No, not the city -- I'm talking about our llama. Maybe the llamas didn't think they were getting enough attention on the blog lately, but last week was a little too exciting for my taste. First, Big Mama and Little Man figure out how to squeeze through the goat door to get into the goat stall. Then Katy surprises us with her new baby. And then the boys had to get in on the act. Saturday, during our Open Farm Day, one of the visitors asked what was wrong with the white llama. At first I thought they meant the baby, but when I looked into the pasture, I saw Tuscany standing on three legs. His right, front leg was bloody.
Mike and I went into the pasture with a pan of grain and a lead rope, and then we realized that Tuscany was standing in the middle of the dung pile. Unlike most animals, llamas don't just let it drop when they get the urge. They always go back to the same spot to do their business. We thought, no problem, he'll come to us when he sees that we have grain. Nope! He was staying right there in that pile of dung. So, we walked up to him with the pan of grain, smooshing llama berries under our shoes, and Mike clipped the lead rope onto Tuscany's halter. But he wouldn't move. First, I pulled. Mike pushed. Then we switched placed. Mike pulled on the lead rope, while I pushed on his back end. It was a slow process, but we eventually got him into the barn.
And do you think that llamas like to have their legs examined? No, of course not. The way that llamas look at you, it's like they're thinking, "You are a mere human. I am a llama. You should feel honored to be allowed in my presence." The last thing Tuscany would want to do is stand there and let me look at his injured leg. Mike was holding the lead rope, and I foolishly put my head down towards the llama's injured leg. He smacked his head down on top of mine. Ouch! Instant headache!

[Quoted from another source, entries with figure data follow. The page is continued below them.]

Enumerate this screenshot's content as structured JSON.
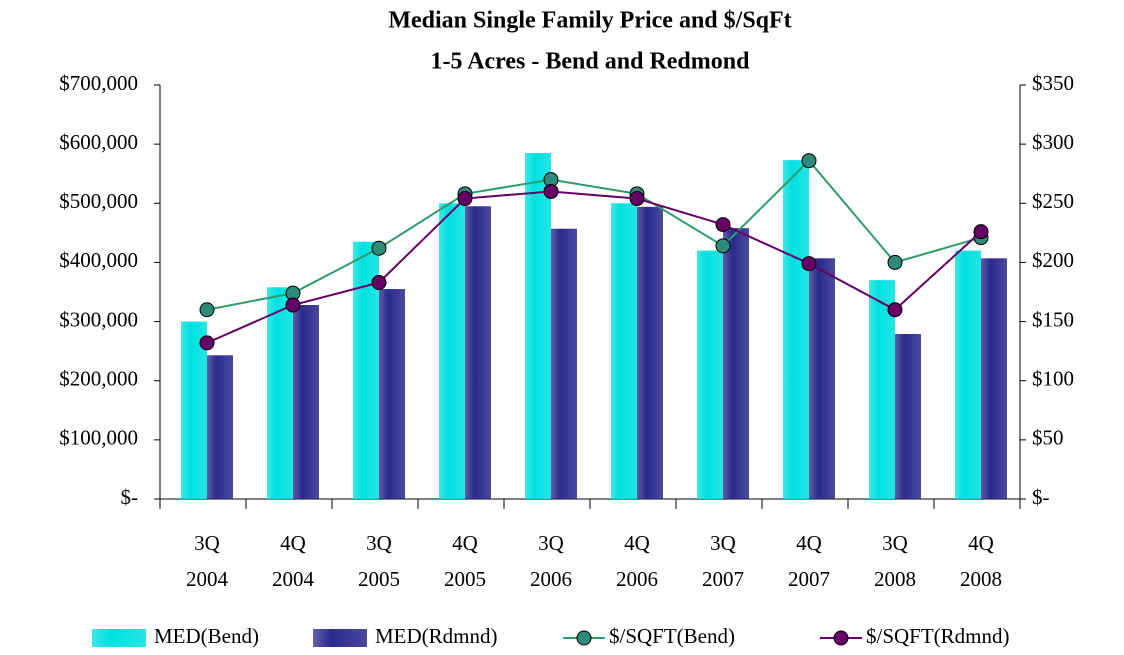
{
  "chart_data": {
    "type": "bar-line",
    "title": "Median Single Family Price and $/SqFt",
    "subtitle": "1-5 Acres - Bend and Redmond",
    "categories": [
      [
        "3Q",
        "2004"
      ],
      [
        "4Q",
        "2004"
      ],
      [
        "3Q",
        "2005"
      ],
      [
        "4Q",
        "2005"
      ],
      [
        "3Q",
        "2006"
      ],
      [
        "4Q",
        "2006"
      ],
      [
        "3Q",
        "2007"
      ],
      [
        "4Q",
        "2007"
      ],
      [
        "3Q",
        "2008"
      ],
      [
        "4Q",
        "2008"
      ]
    ],
    "series": [
      {
        "name": "MED(Bend)",
        "type": "bar",
        "color": "#00e0e0",
        "values": [
          300000,
          358000,
          435000,
          500000,
          585000,
          500000,
          420000,
          573000,
          370000,
          420000
        ]
      },
      {
        "name": "MED(Rdmnd)",
        "type": "bar",
        "color": "#2a2a8c",
        "values": [
          243000,
          328000,
          355000,
          495000,
          457000,
          494000,
          458000,
          407000,
          279000,
          407000
        ]
      },
      {
        "name": "$/SQFT(Bend)",
        "type": "line",
        "axis": "y2",
        "color": "#2e9b6a",
        "marker_color": "#2e8b7a",
        "values": [
          160,
          174,
          212,
          258,
          270,
          258,
          214,
          286,
          200,
          221
        ]
      },
      {
        "name": "$/SQFT(Rdmnd)",
        "type": "line",
        "axis": "y2",
        "color": "#660066",
        "marker_color": "#660066",
        "values": [
          132,
          164,
          183,
          254,
          260,
          254,
          232,
          199,
          160,
          226
        ]
      }
    ],
    "ylim": [
      0,
      700000
    ],
    "yticks": [
      {
        "value": 0,
        "label": "$-"
      },
      {
        "value": 100000,
        "label": "$100,000"
      },
      {
        "value": 200000,
        "label": "$200,000"
      },
      {
        "value": 300000,
        "label": "$300,000"
      },
      {
        "value": 400000,
        "label": "$400,000"
      },
      {
        "value": 500000,
        "label": "$500,000"
      },
      {
        "value": 600000,
        "label": "$600,000"
      },
      {
        "value": 700000,
        "label": "$700,000"
      }
    ],
    "y2lim": [
      0,
      350
    ],
    "y2ticks": [
      {
        "value": 0,
        "label": "$-"
      },
      {
        "value": 50,
        "label": "$50"
      },
      {
        "value": 100,
        "label": "$100"
      },
      {
        "value": 150,
        "label": "$150"
      },
      {
        "value": 200,
        "label": "$200"
      },
      {
        "value": 250,
        "label": "$250"
      },
      {
        "value": 300,
        "label": "$300"
      },
      {
        "value": 350,
        "label": "$350"
      }
    ],
    "grid": false,
    "legend": "bottom"
  }
}
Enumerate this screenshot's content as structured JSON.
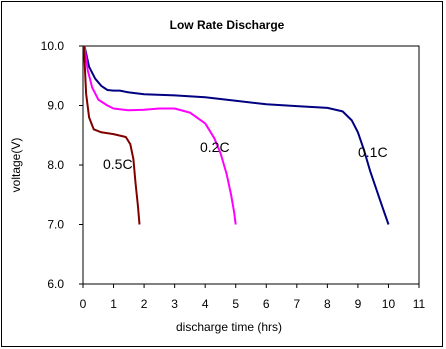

I thought Mike was holding the lead rope tightly enough, but obviously not. So, we tied the lead rope up high enough that Tuscany couldn't whack me again with his head. Mike tried to hold him tightly against the wall, but that didn't work very well either. I squirted hydrogen peroxide on the bloody part of his leg, which was right on the knee. He kept jerking his leg away, so a lot of peroxide was squirted into nowhere as I worked to get his leg cleaned up. I used gauze pads to dab at the injured area. Finally, I got a glimpse of the injury. Puncture wounds. There were definitely three. There might have been a fourth, but since my patient was so impatient, I didn't get a great look. I sprayed some of my homemade fly spray on it, because the last thing I ever want to see again is maggots.
A couple hours later, I had an epiphany. Llamas are induced ovulators, which means they can get pregnant pretty much any time. I realized that Little Man needed to be moved out of the pasture where Katy and the baby are living. Perfect timing -- we'll put Little Man in the barn to keep Tuscany company. But apparently it just was not the same for anyone. Dolce was in the middle pasture staring at the barn, missing Tuscany. Big Mama was standing next to the barn, staring at her baby in the window. Little Man was in the barn whimpering.
And apparently Tuscany was not as content as he seemed, because Monday I looked out into the pasture to see him galloping across the grass. My first vision was a busted barn door. Then I came to my senses. We're talking about a very small llama here. He's probably not more than two hundred pounds. But could he really fit through the window? And would he really try? When I went to the barn to check it out, I discovered that the answer to both questions was obviously yes!
So, the good news is that his leg appears to be as good as new. Now, I hope the llamas have had enough excitement for a few months. I know I have!
But there is the question of the puncture wounds on Tuscany's leg. Only one thing comes to mind -- coyotes. Well, the llamas are here to guard the animals from coyotes. I know they've stopped several coyote attacks in progress, and I'm sure they've stopped coyotes before they had a chance to attack. Knowing what a hostile environment we were bringing them into two years ago, I was surprised they survived the first week. One injury in two years is not bad. Still, I hope Tuscany learned enough to avoid getting hurt again.